Une tribune pour les luttes

CQFD n°109 (mars 2013)

Seins ronds, ventre plat

Article mis en ligne le mardi 30 avril 2013

La gestation pour autrui (GPA), ou plus crûment la location d’utérus, redore d’atours modernes les vieilles coutumes de l’exploitation du corps des femmes. Au XIXe siècle, les Auvergnates venant d’accoucher se précipitaient à Paris pour vendre leur lait à la progéniture des bourgeoises du 16e arrondissement. Il y avait des bureaux de placement, on tâtait la marchandise, on vaticinait que le lait auvergnat était de meilleure qualité que le lait breton.
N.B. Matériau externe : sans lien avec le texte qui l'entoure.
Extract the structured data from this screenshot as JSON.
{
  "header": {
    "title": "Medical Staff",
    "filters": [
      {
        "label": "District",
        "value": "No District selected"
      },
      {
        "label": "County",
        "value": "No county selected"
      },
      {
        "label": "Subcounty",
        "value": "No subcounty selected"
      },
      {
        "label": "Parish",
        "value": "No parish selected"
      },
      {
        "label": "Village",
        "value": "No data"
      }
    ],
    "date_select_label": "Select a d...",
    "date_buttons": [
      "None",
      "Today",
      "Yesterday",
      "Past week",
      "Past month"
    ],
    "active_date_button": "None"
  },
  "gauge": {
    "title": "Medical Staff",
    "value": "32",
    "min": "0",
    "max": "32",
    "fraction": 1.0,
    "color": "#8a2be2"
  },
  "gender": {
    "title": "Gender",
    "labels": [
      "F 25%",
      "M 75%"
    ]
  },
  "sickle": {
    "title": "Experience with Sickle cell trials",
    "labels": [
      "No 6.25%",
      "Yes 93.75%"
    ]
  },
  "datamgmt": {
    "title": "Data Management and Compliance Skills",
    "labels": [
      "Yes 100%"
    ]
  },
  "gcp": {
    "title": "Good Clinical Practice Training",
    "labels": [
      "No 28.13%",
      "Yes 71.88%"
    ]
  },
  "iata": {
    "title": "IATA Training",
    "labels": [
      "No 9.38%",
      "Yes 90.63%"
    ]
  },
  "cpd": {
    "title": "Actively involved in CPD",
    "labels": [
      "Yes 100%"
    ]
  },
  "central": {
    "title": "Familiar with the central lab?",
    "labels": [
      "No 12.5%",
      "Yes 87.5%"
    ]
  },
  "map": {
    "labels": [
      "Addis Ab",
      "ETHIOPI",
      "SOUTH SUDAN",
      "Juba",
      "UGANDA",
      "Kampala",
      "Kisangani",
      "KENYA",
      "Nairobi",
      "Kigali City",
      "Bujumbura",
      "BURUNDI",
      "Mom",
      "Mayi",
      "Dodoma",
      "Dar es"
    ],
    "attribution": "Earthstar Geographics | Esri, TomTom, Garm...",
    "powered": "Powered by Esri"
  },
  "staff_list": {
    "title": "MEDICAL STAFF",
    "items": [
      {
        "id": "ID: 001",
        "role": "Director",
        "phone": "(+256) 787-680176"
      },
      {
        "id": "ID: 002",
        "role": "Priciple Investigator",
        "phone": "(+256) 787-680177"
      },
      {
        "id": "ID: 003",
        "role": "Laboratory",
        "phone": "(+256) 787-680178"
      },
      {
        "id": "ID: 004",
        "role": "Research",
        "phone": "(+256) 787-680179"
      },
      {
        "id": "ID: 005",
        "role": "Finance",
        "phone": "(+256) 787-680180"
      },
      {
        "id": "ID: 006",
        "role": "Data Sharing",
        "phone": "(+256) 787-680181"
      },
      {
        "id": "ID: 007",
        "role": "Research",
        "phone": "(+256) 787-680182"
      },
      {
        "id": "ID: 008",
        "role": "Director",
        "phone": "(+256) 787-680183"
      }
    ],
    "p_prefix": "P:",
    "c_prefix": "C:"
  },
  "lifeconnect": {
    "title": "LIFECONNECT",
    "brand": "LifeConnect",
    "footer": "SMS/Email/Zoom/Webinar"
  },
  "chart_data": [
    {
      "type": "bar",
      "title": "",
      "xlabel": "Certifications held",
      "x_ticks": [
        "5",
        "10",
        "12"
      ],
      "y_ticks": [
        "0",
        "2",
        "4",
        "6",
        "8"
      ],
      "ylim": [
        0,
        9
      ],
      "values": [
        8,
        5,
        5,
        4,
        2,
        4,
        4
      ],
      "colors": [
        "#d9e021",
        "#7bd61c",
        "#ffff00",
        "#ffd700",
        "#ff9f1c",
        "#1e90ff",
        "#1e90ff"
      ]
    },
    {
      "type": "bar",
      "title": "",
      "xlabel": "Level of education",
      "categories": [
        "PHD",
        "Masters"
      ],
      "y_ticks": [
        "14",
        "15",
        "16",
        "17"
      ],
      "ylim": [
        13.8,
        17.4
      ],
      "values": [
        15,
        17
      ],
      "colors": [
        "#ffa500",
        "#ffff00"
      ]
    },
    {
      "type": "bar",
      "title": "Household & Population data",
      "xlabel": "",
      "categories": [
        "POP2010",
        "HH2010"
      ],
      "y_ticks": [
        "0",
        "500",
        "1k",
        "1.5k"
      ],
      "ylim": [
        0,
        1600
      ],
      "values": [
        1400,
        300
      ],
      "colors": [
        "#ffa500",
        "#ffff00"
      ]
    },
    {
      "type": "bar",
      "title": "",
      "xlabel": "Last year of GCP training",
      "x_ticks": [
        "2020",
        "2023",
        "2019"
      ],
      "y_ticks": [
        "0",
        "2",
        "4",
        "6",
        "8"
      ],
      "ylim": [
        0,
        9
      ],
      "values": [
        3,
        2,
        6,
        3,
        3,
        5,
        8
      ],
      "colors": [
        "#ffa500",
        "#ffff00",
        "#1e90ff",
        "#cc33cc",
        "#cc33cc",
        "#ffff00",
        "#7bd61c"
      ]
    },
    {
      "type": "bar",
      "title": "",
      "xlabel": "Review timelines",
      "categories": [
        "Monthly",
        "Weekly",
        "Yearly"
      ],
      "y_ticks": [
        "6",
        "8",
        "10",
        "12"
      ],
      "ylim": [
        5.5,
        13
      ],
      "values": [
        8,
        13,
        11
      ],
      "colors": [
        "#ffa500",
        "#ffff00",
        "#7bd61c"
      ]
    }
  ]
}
Et alors, me dira-t-on, puisque les Auvergnates étaient libres et qu’elles le faisaient de leur plein gré ? Sans doute auraient-elles été bien chagrines d’être renvoyées dans leurs contrées misérables ! Tout comme, plus près de nous, cet employé de Bricorama venu à la télé taper du poing sur la table : « Je veux travailler le dimanche !  » Il le voulait vraiment, mais on aurait donné à cet homme l’argent du dimanche pendant la semaine, aurait-il persisté dans cet aveu effarant ? C’est aussi l’un des poncifs pour justifier la prostitution : certaines femmes le « veulent  ». Et c’est vrai, on trouvera des femmes qui tapinent sans contrainte. De même, si la GPA est légalisée, il y aura des femmes, en Slovénie, aux USA ou en France, pour louer leur ventre «  librement  ». Mais quel échec de la pensée de s’arrêter là ! Deux siècles après Marx, et tout le travail de la sociologie [1] !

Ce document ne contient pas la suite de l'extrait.